Скалозуб открыл пару раз рот, пытаясь выдумать на ходу хоть сколько-нибудь удобоваримое оправдание, но этого не понадобилось.
— Если тебе так хочется поиграться в царство небесное под землёй, пожалуйста, в Квартале есть где для этого развернуться. Я даже посильно тебе помогу. Но о новом перевороте и думать забудь! Не для того я рисковал всем, чтобы отдать трон идеалисту-фанатику! Власть — удел прагматиков и мерзавцев, лишь они могут трезво оценивать ситуацию. А ты со своими наивными представлениями о справедливости моментально настроишь против себя все Дома и державу просрёшь!
Фанатиком веры Скалозуб себя никоим образом не считал, но счёл за лучшее промолчать.
— Понимаю, ты думаешь, что я ничем не лучше Предателя и, будучи на моём месте, ты действовал совершенно иначе. Но ты не знаешь и половины того, с чем приходится сталкиваться властителю каждый день! На какие компромиссы и жертвы идти, чтобы сохранить шаткий мир. Удовлетворить неуёмные амбиции власть имущих, оставив беднякам хоть какие-то остатки свободы, не дав отнять у наивных граждан последние средства на жизнь! Или ты веришь, будто законнорожденных остановит «воля Праотца» и прочие моральные сопли, когда они учуяли выгоду? Тебя самого много она останавливала, покуда ты не лишился всего?!

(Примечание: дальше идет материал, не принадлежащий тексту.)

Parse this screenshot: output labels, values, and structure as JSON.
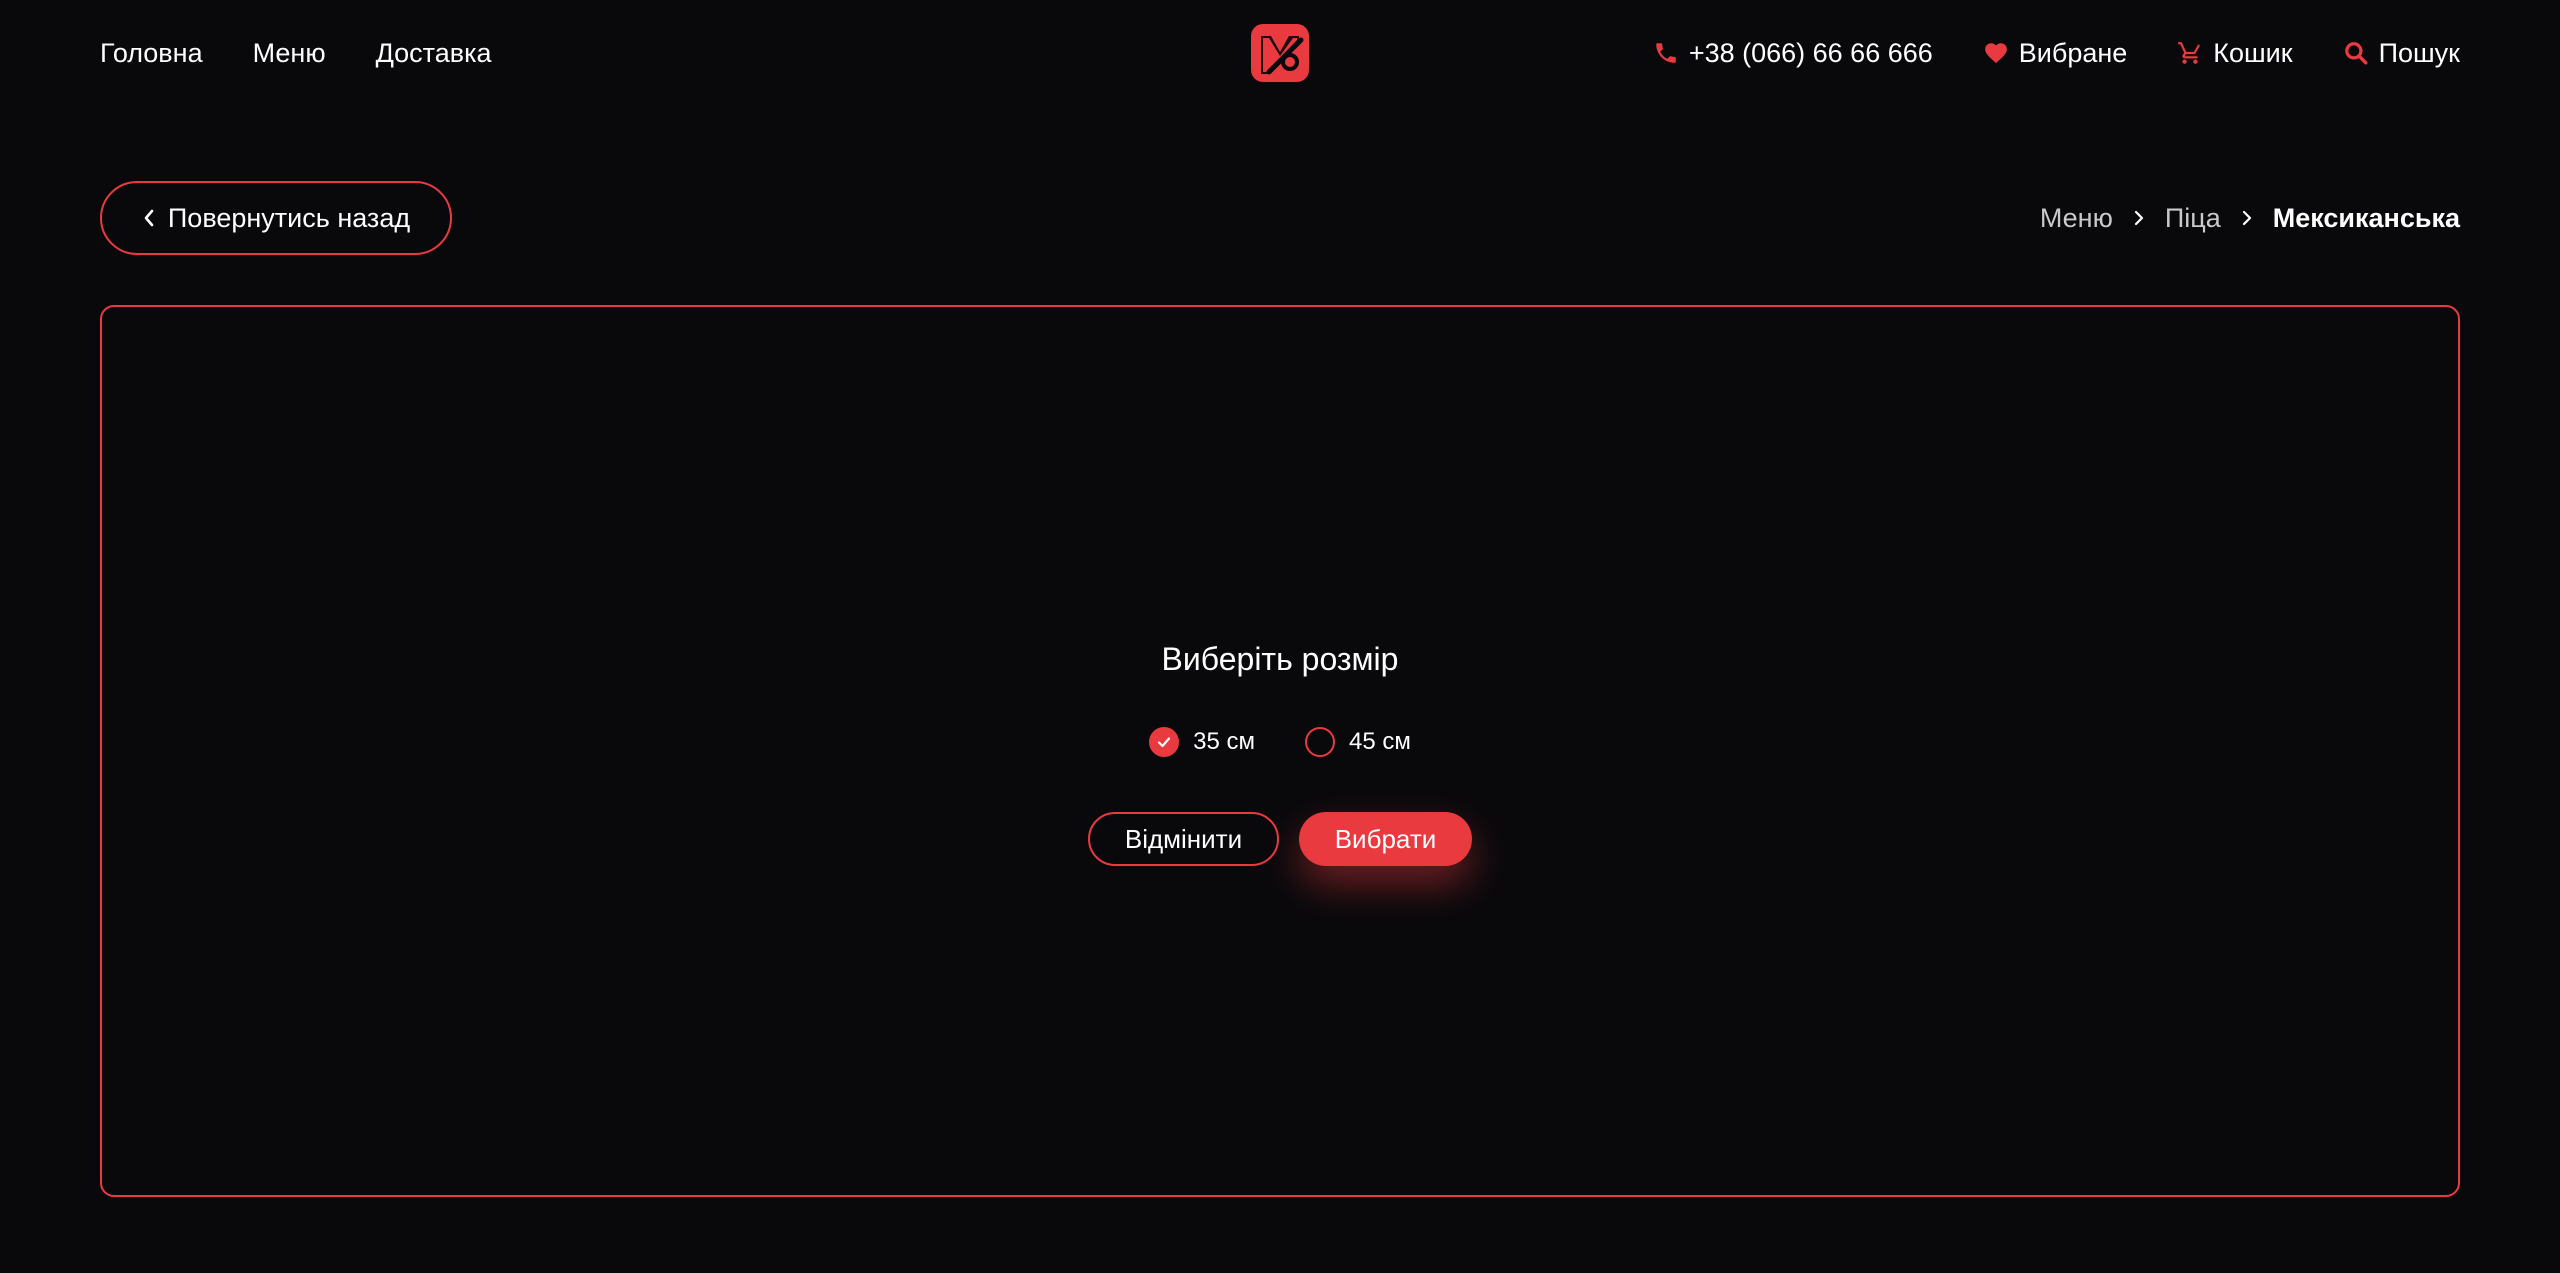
{
  "colors": {
    "background": "#09090c",
    "accent": "#e83a3f",
    "text": "#ffffff",
    "muted_text": "#c9c9cc"
  },
  "header": {
    "nav_left": [
      {
        "label": "Головна"
      },
      {
        "label": "Меню"
      },
      {
        "label": "Доставка"
      }
    ],
    "logo_icon": "brand-logo-icon",
    "phone": {
      "icon": "phone-icon",
      "label": "+38 (066) 66 66 666"
    },
    "favorites": {
      "icon": "heart-icon",
      "label": "Вибране"
    },
    "cart": {
      "icon": "cart-icon",
      "label": "Кошик"
    },
    "search": {
      "icon": "search-icon",
      "label": "Пошук"
    }
  },
  "back": {
    "icon": "chevron-left-icon",
    "label": "Повернутись назад"
  },
  "breadcrumb": [
    {
      "label": "Меню"
    },
    {
      "label": "Піца"
    },
    {
      "label": "Мексиканська"
    }
  ],
  "dialog": {
    "title": "Виберіть розмір",
    "options": [
      {
        "label": "35 см",
        "selected": true
      },
      {
        "label": "45 см",
        "selected": false
      }
    ],
    "cancel_label": "Відмінити",
    "confirm_label": "Вибрати"
  }
}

Внутри Скалозуба начинал разгораться знакомый огонёк праведной ярости, но пока он сдерживал себя и не вступал в дискуссию с «умудрённым опытом» гномом.
— Даже мне, фактически управлявшему Оплотом последние годы, не до конца понятны все трудности, что ждут впереди. Я говорил тебе, с Предателем всё не так однозначно, как кажется. Да, из-за него страдал наш народ, но те ужасы, что случились вот здесь, — Велер мотнул головой, в сторону пустых камер, — воочию демонстрирует, как мало мы действительно знаем. Каким-то образом всё это связано с ситуацией за Вратами и магией рун, но как именно…
Услышав слово «магия», страж в камере принялся бубнить значительно громче. Смысла в его бормотании, к сожалению, от этого не прибавилось.
— У Короля имелись причины оберегать Оплот от внешнего мира. И причины весьма веские, полагаю, пусть оные по-прежнему остаются загадкой.
Помнишь хвалёные экспедиции Кременькана? Так вот, кроме тех ребят, что отловили практически сразу на выходе, никто не вернулся. Как не вернулась часть посланных в погоню за этими безумцами стражей. Останься те в Оплоте, и далеко не факт, что штурм дворца прошёл бы столь стремительно и удачно.
Не верю я, что Маронон изолировал Оплот из одного злого умысла. Не верю, и всё! Он с кем-то или чем-то сражался… По-своему, конечно, как мог.
— С чем бы он ни боролся, Предатель уничтожал свой народ, а это не может оправдать никакая внешняя угроза и сила! — таки высказал своё мнение Скалозуб.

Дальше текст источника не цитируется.